Over 80% of households in Northern Ireland say they are happy with how their council has asked them to recycle, according to a national poll.
In council areas where household recyclables, such as plastic, paper, card, tins and cardboard, can become mixed with glass in the same container, 82% of householders reported that they were happy with how their council has asked them to recycle, with Derry and Strabane Council’s householders being most content, at 88%.
The research was carried out by LucidTalk and was commissioned by Re-Gen Waste Ltd. Carried out over 5 days, the survey took place from 14th March to 18 March 2022.
The project targeted the established Northern Ireland LucidTalk online Opinion Panel (13,816 members) which they say is balanced by gender, age group, area of residence, and community background, to be demographically representative of Northern Ireland.
The survey took place across all 11 council areas and the results showed that Mid and East Antrim Council’s householders were least happy (61%) with their Council’s recycling collection method, followed closely by Belfast City Council (65%).
81% of households say they try to recycle everything they can.
Of the respondents who said they weren’t happy with how their council has asked them to recycle, 23% rated their recycling container lids and boxes blowing away in windy weather as the top negative factor.
Managing Director of Re-Gen Waste Ltd, Joseph Doherty, said: “Simplicity and convenience continue to be the most significant factors in determining the success rate of householder recycling.
“It is heartening to see more householders are saying recycling is very or somewhat important to them (95%) and that eight out of 10 people say that they try to recycle everything.”

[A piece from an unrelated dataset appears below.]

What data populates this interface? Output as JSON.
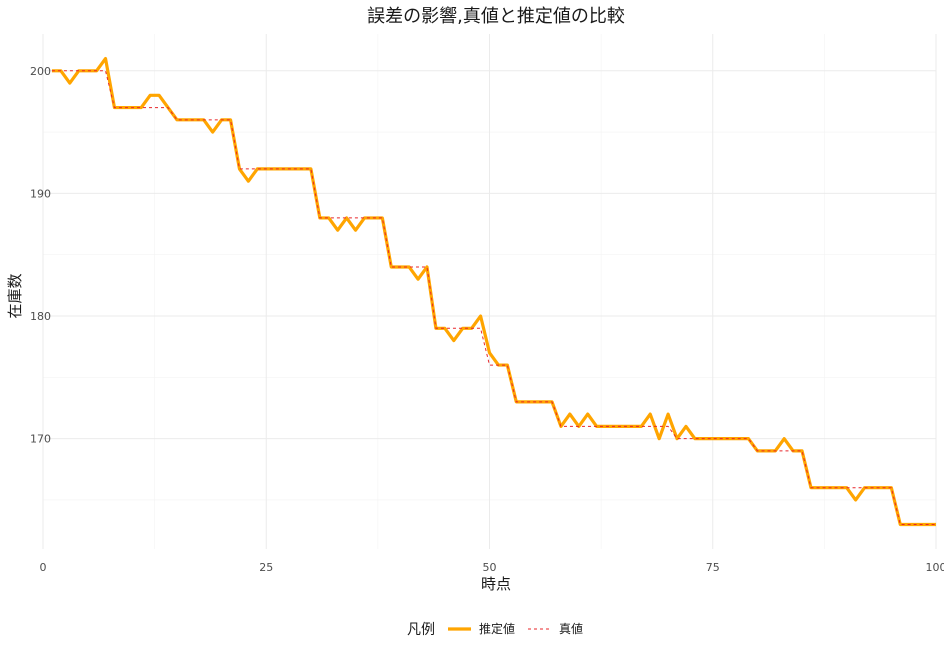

When asked for comments on any negative issues with their recycling service in the survey, 102 out of the 163 respondents from Belfast households complained about the lack of a glass recycling service.
“In Belfast, 22% of respondents said they put their glass in their municipal waste bin rather than recycle it, an increase of 2% since 2019. This council area does not offer a fully commingled glass recycling service.”
“… if we provide householders with a recycling service that allows them to put glass into their recycling bins, the volume of glass in their black bins and therefore landfill decreases dramatically.”